Citigroup, Goldman Sachs results wow markets

Two of the US' key banks have surprised markets with stronger-than-expected earnings reports for the first quarter of the year - evidence that the banking business has more than recovered since the 2008 financial crisis.

Citigroup, the US' third-biggest bank by assets,

posted its strongest first-quarter earnings

in nearly eight years on Thursday, buoyed by lower legal and restructuring costs.

The financial powerhouse netted $4.8 billion (4.47 billion euros), up some 21 percent from the same period last year. Investors welcomed the news, as shares rose 2.3 percent to $54.45 in trading on Thursday.

Strict cost-cutting measures and lower legal outlays, related to its

complicity in the financial crisis

, saved the company some $700 million. Combined, these costs plunged to $403 million in the quarter ending March 31 from $1.16 billion the year before. Overall, operating expenses were down 10 percent to $10.9 billion.

Still, Thursday's report was a bit of a mixed bag for Citigroup.
While investment banking revenues jumped 14 percent to $1.20 billion, overall earnings in the institutional clients group fell 1 percent to $9.03 billion.

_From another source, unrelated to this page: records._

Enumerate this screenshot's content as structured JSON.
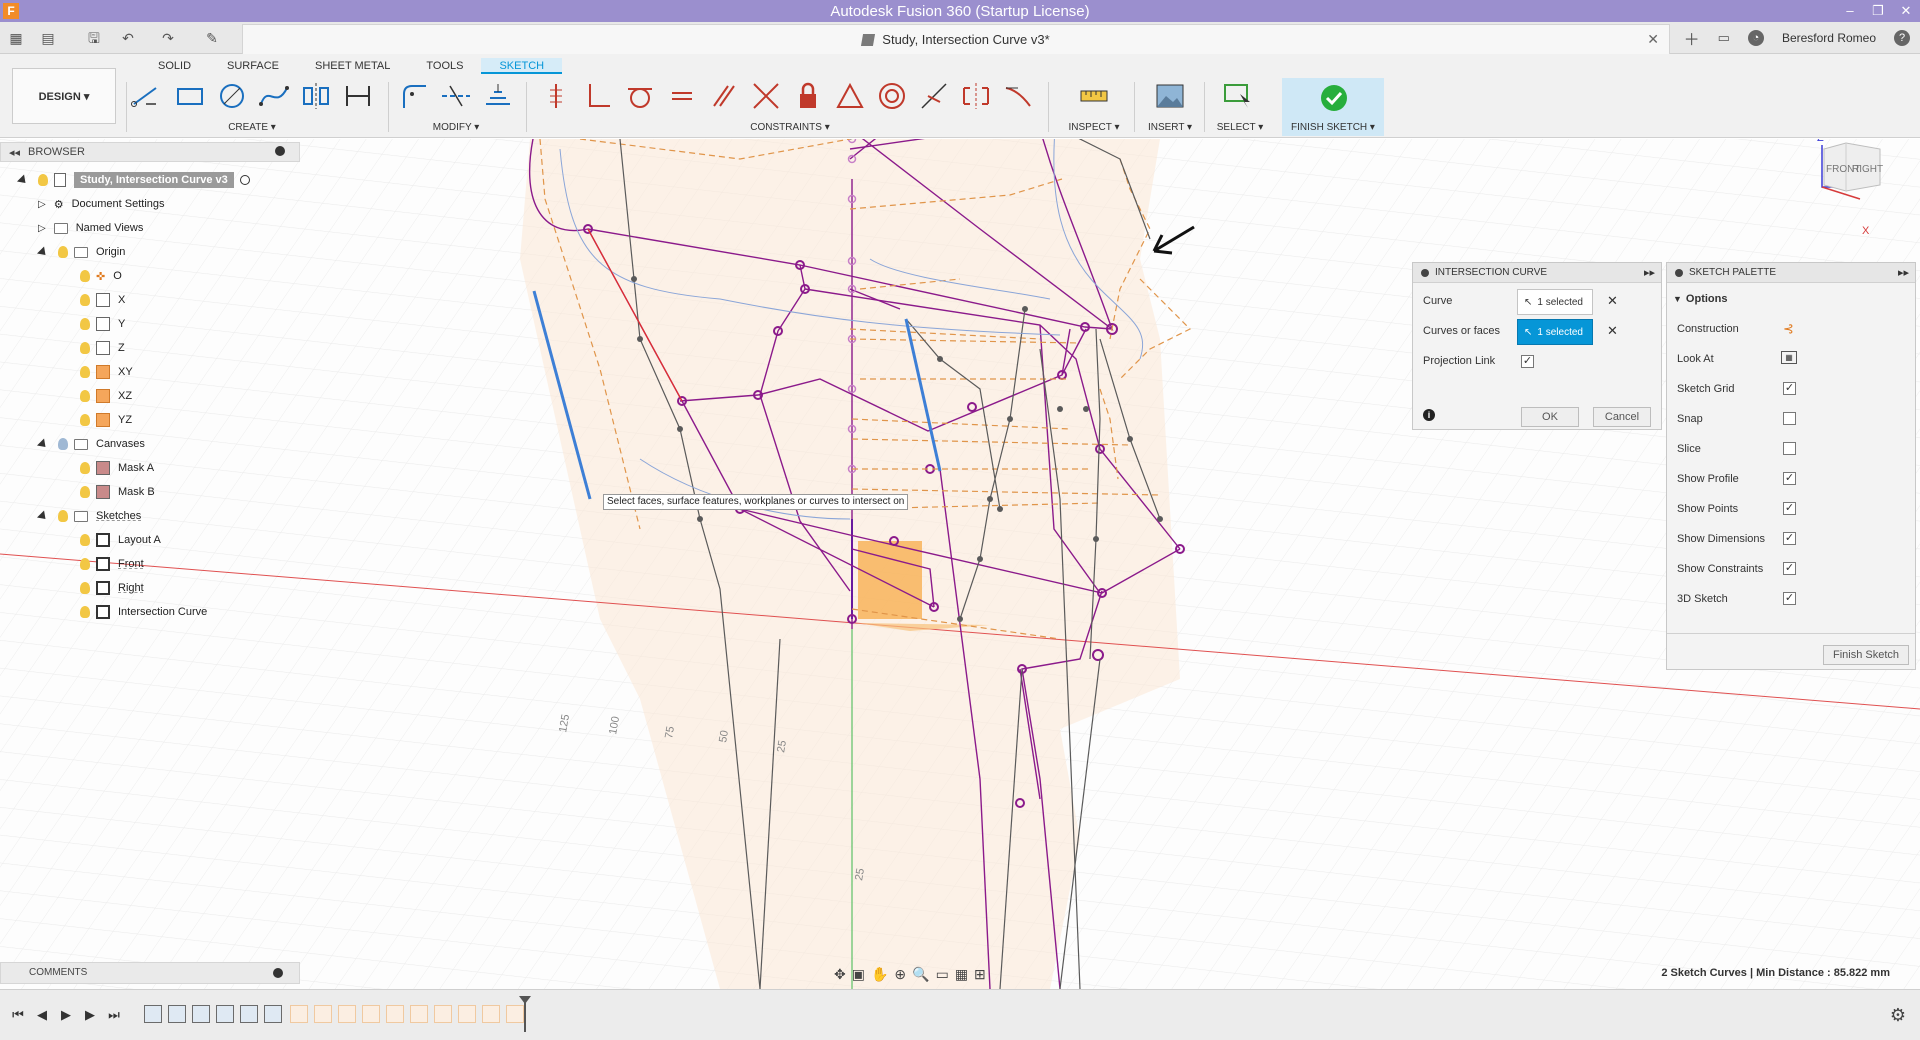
{
  "window": {
    "title": "Autodesk Fusion 360 (Startup License)"
  },
  "document_tab": {
    "title": "Study, Intersection Curve v3*"
  },
  "user": {
    "name": "Beresford Romeo"
  },
  "ribbon": {
    "tabs": [
      {
        "label": "SOLID",
        "active": false
      },
      {
        "label": "SURFACE",
        "active": false
      },
      {
        "label": "SHEET METAL",
        "active": false
      },
      {
        "label": "TOOLS",
        "active": false
      },
      {
        "label": "SKETCH",
        "active": true
      }
    ],
    "workspace_button": "DESIGN ▾",
    "groups": {
      "create": "CREATE ▾",
      "modify": "MODIFY ▾",
      "constraints": "CONSTRAINTS ▾",
      "inspect": "INSPECT ▾",
      "insert": "INSERT ▾",
      "select": "SELECT ▾",
      "finish": "FINISH SKETCH ▾"
    },
    "accent_color": "#0696d7"
  },
  "browser": {
    "title": "BROWSER",
    "root": "Study, Intersection Curve v3",
    "items": [
      {
        "label": "Document Settings",
        "icon": "gear-icon"
      },
      {
        "label": "Named Views",
        "icon": "folder-icon"
      },
      {
        "label": "Origin",
        "icon": "folder-icon"
      },
      {
        "label": "O",
        "icon": "origin-point-icon"
      },
      {
        "label": "X",
        "icon": "axis-icon"
      },
      {
        "label": "Y",
        "icon": "axis-icon"
      },
      {
        "label": "Z",
        "icon": "axis-icon"
      },
      {
        "label": "XY",
        "icon": "plane-icon"
      },
      {
        "label": "XZ",
        "icon": "plane-icon"
      },
      {
        "label": "YZ",
        "icon": "plane-icon"
      },
      {
        "label": "Canvases",
        "icon": "folder-icon"
      },
      {
        "label": "Mask A",
        "icon": "canvas-icon"
      },
      {
        "label": "Mask B",
        "icon": "canvas-icon"
      },
      {
        "label": "Sketches",
        "icon": "folder-icon"
      },
      {
        "label": "Layout A",
        "icon": "sketch-icon"
      },
      {
        "label": "Front",
        "icon": "sketch-icon"
      },
      {
        "label": "Right",
        "icon": "sketch-icon"
      },
      {
        "label": "Intersection Curve",
        "icon": "sketch-icon"
      }
    ]
  },
  "intersection_dialog": {
    "title": "INTERSECTION CURVE",
    "curve_label": "Curve",
    "curve_value": "1 selected",
    "faces_label": "Curves or faces",
    "faces_value": "1 selected",
    "projection_link_label": "Projection Link",
    "projection_link_checked": true,
    "ok": "OK",
    "cancel": "Cancel"
  },
  "sketch_palette": {
    "title": "SKETCH PALETTE",
    "section": "Options",
    "options": [
      {
        "label": "Construction",
        "type": "icon"
      },
      {
        "label": "Look At",
        "type": "icon"
      },
      {
        "label": "Sketch Grid",
        "checked": true
      },
      {
        "label": "Snap",
        "checked": false
      },
      {
        "label": "Slice",
        "checked": false
      },
      {
        "label": "Show Profile",
        "checked": true
      },
      {
        "label": "Show Points",
        "checked": true
      },
      {
        "label": "Show Dimensions",
        "checked": true
      },
      {
        "label": "Show Constraints",
        "checked": true
      },
      {
        "label": "3D Sketch",
        "checked": true
      }
    ],
    "finish_button": "Finish Sketch"
  },
  "tooltip": "Select faces, surface features, workplanes or curves to intersect on",
  "viewcube": {
    "front": "FRONT",
    "right": "RIGHT",
    "z_label": "Z",
    "x_label": "X"
  },
  "grid_labels": [
    "125",
    "100",
    "75",
    "50",
    "25",
    "25"
  ],
  "comments": {
    "label": "COMMENTS"
  },
  "status": "2 Sketch Curves | Min Distance : 85.822 mm"
}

Also, its global consumer banking business shrank 2 percent to $8.7 billion, as the strong dollar dragged down on overseas activity, leading to a 10-percent dip in profits there.

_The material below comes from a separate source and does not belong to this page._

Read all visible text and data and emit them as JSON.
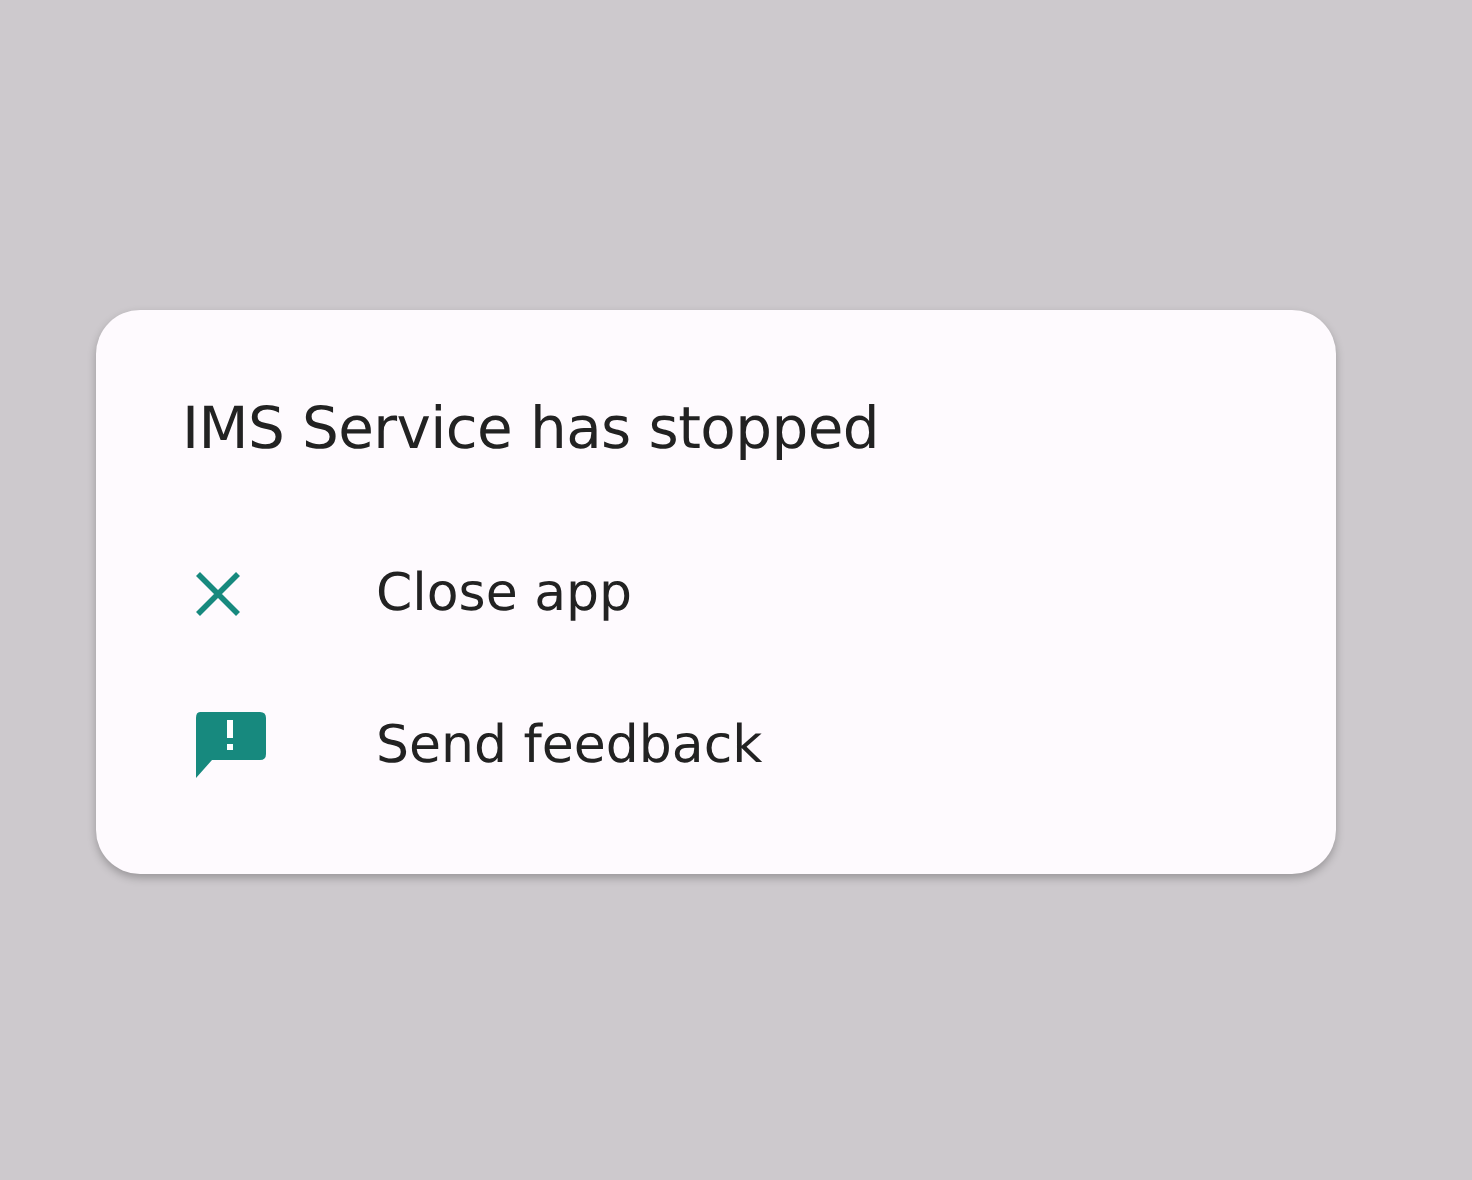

This comes as Citi is parting with its consumer businesses in several countries abroad, including the Czech Republic, Hungary, Japan and Turkey.

"While some businesses faced revenue headwinds, we grew loans and deposits in our core businesses and gained wallet share among our clients," chief executive Michael Corbat said in a statement on Thursday.

What crisis?

Citigroup's biggest setback, however, was the drop in revenue from fixed income trading, which fell 11 percent to $3.48 billion.

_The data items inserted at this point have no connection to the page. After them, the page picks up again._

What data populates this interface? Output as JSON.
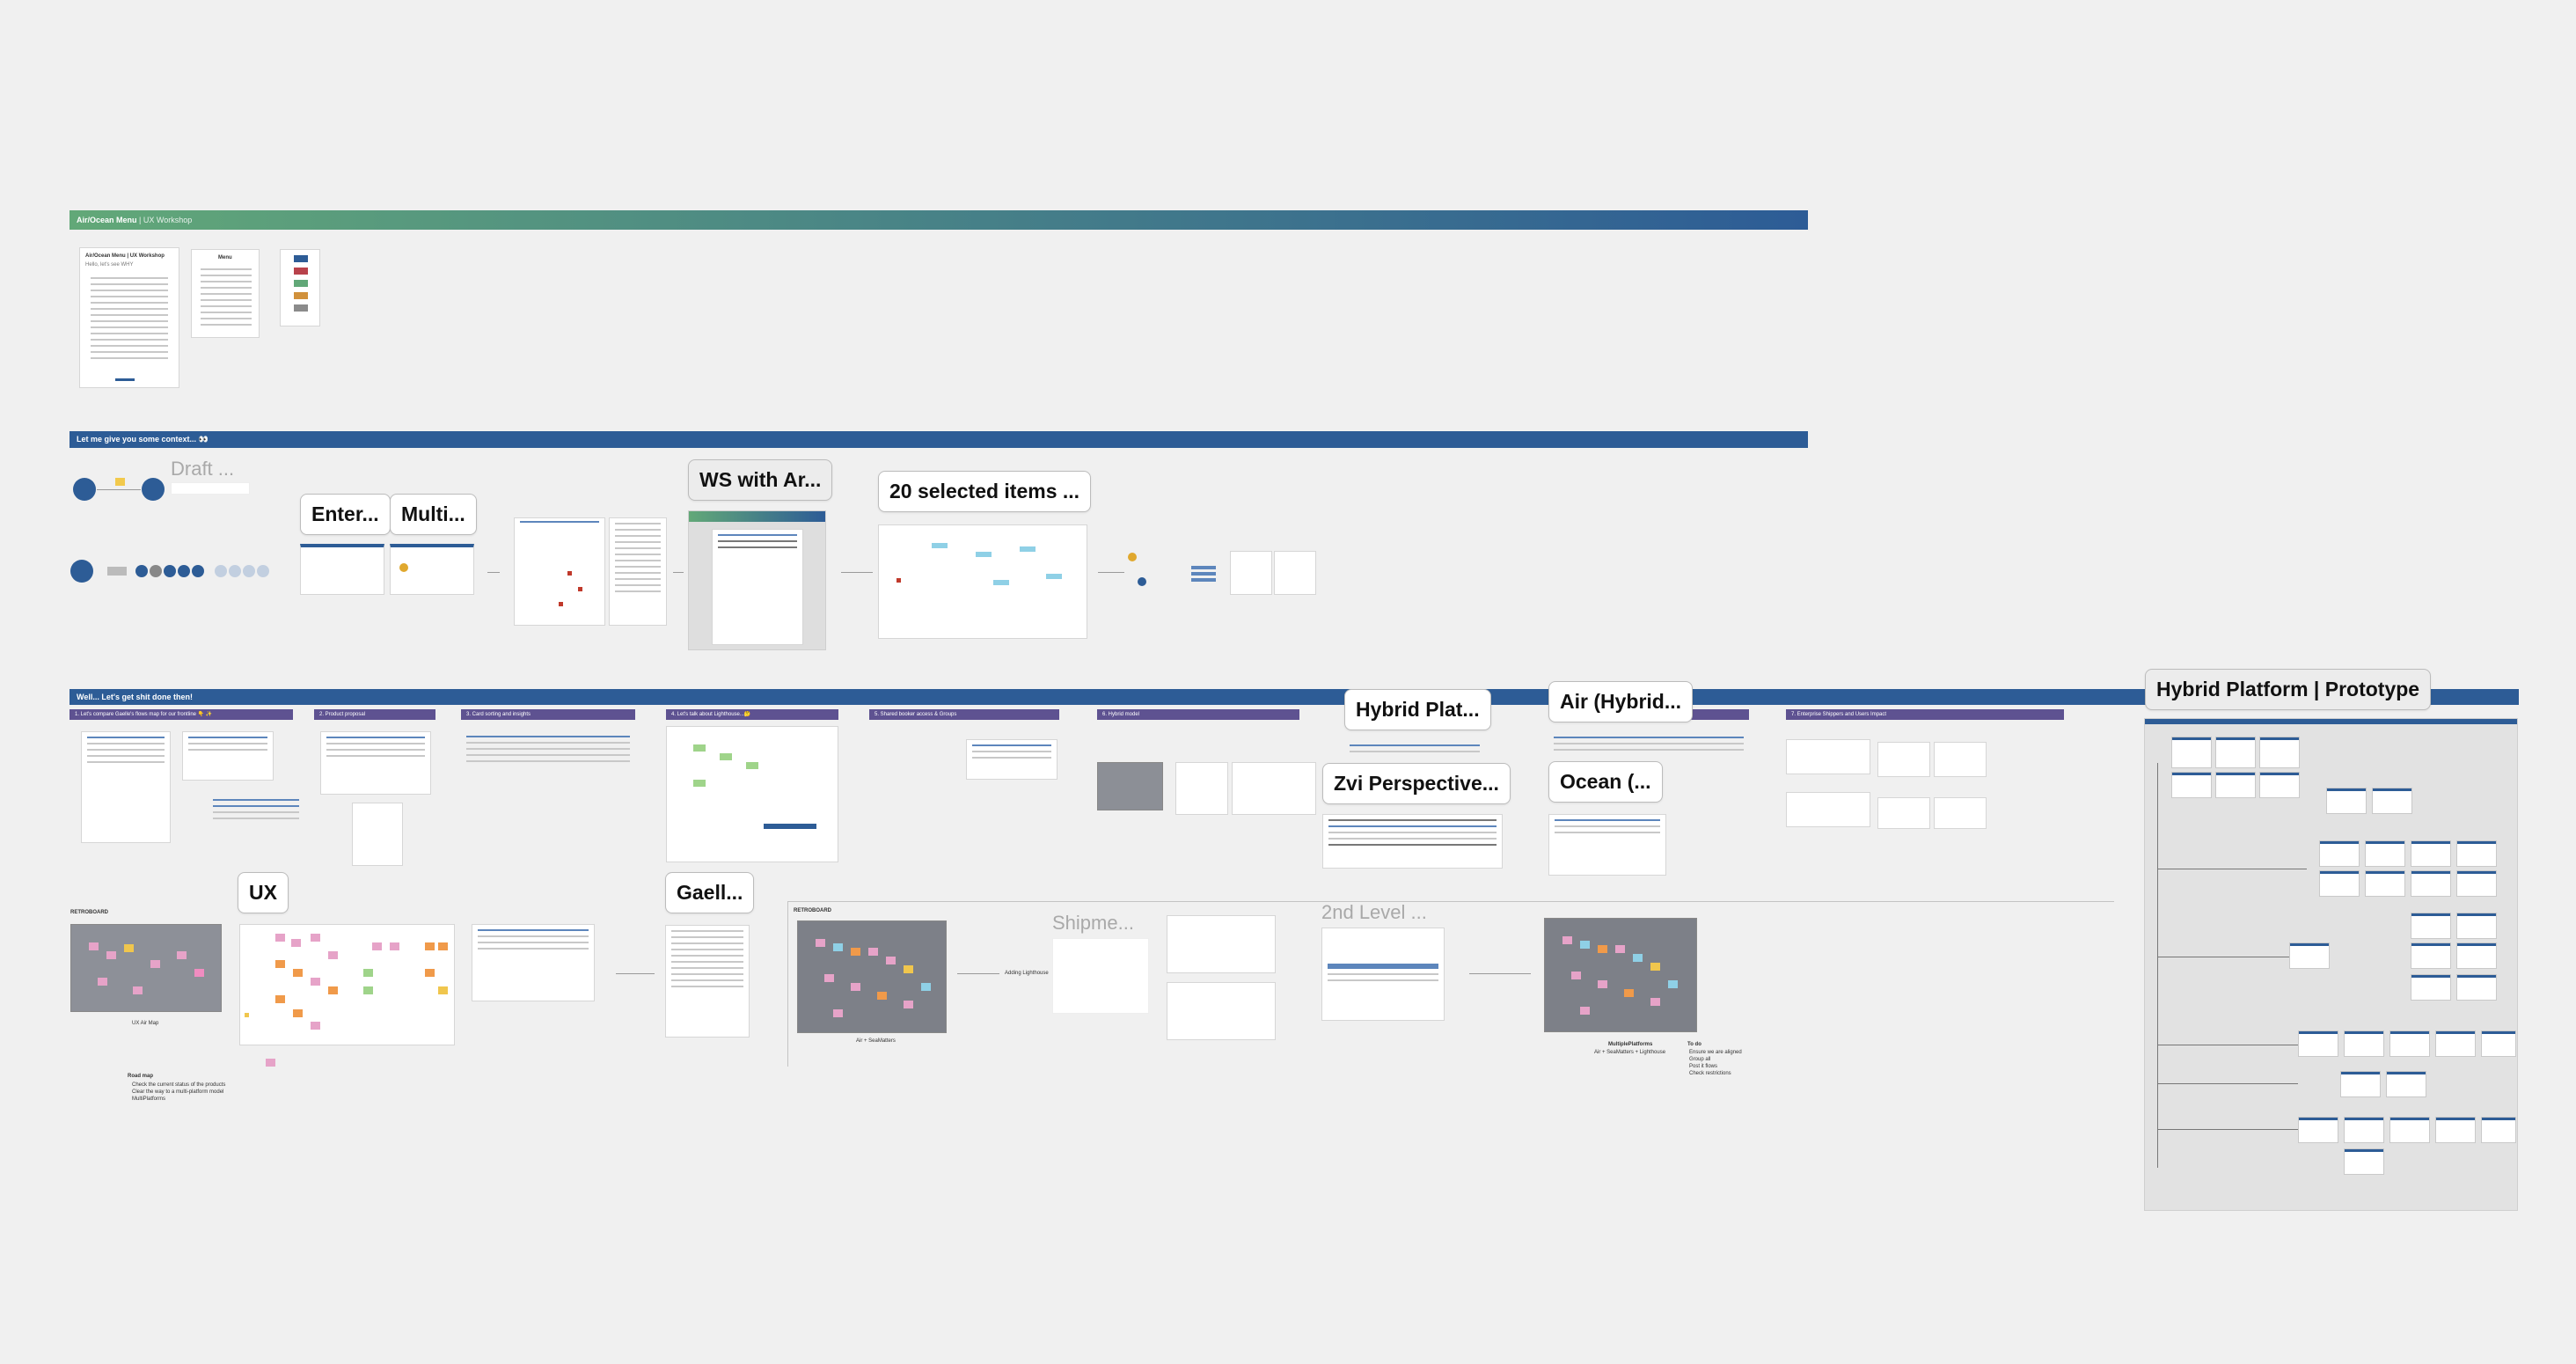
{
  "board": {
    "background": "#f0f0f0",
    "accent": "#2d5c96",
    "purple": "#5e5291"
  },
  "header_band": {
    "title": "Air/Ocean Menu",
    "subtitle": "| UX Workshop",
    "gradient_from": "#62a878",
    "gradient_to": "#2d5c96"
  },
  "section1": {
    "title": "Let me give you some context... 👀"
  },
  "section2": {
    "title": "Well... Let's get shit done then!"
  },
  "intro_doc": {
    "title": "Air/Ocean Menu | UX Workshop",
    "greeting": "Hello, let's see WHY"
  },
  "menu_doc": {
    "title": "Menu"
  },
  "labels": {
    "draft": "Draft ...",
    "enter": "Enter...",
    "multi": "Multi...",
    "ws_with_ar": "WS with Ar...",
    "selected_items": "20 selected items ...",
    "hybrid_plat": "Hybrid Plat...",
    "air_hybrid": "Air (Hybrid...",
    "zvi_perspective": "Zvi Perspective...",
    "ocean": "Ocean (...",
    "ux": "UX",
    "gaell": "Gaell...",
    "shipme": "Shipme...",
    "second_level": "2nd Level ...",
    "hybrid_prototype": "Hybrid Platform | Prototype"
  },
  "purple_tabs": [
    "1. Let's compare Gaelle's flows map for our frontline 👇 ✨",
    "2. Product proposal",
    "3. Card sorting and insights",
    "4. Let's talk about Lighthouse...🤔",
    "5. Shared booker access & Groups",
    "6. Hybrid model",
    "",
    "",
    "7. Enterprise Shippers and Users Impact"
  ],
  "captions": {
    "workshop_left": "RETROBOARD",
    "workshop_mid": "RETROBOARD",
    "wall1": "UX Air Map",
    "wall2": "Air + SeaMatters",
    "wall3": "MultiplePlatforms",
    "wall3_sub": "Air + SeaMatters + Lighthouse",
    "adding_lighthouse": "Adding Lighthouse",
    "road_map": "Road map",
    "todo": "To do"
  },
  "todo_items": [
    "Ensure we are aligned",
    "Group all",
    "Post it flows",
    "Check restrictions"
  ],
  "road_map_items": [
    "Check the current status of the products",
    "Clear the way to a multi-platform model",
    "MultiPlatforms"
  ]
}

This stood in stark contrast to Goldman Sachs' earnings, also posted on Thursday. The US' largest investment bank more than beat markets' expectations, when it reported its best quarter since the financial crisis, with strong results across the board. A strong performance in mergers and acquisitions, stock offerings and investment banking added $2.8 billion to its net income - up nearly 40 percent year-on-year - while revenue shot up 14 percent to $10.6 billion.

The earnings translated into $5.94 per share, much higher than Wall Street analysts' projections of $4.26.

"Given more normalized markets and higher levels of client activity, we remain encouraged about the prospects for continued growth," Goldman chief executive Lloyd Blankfein said.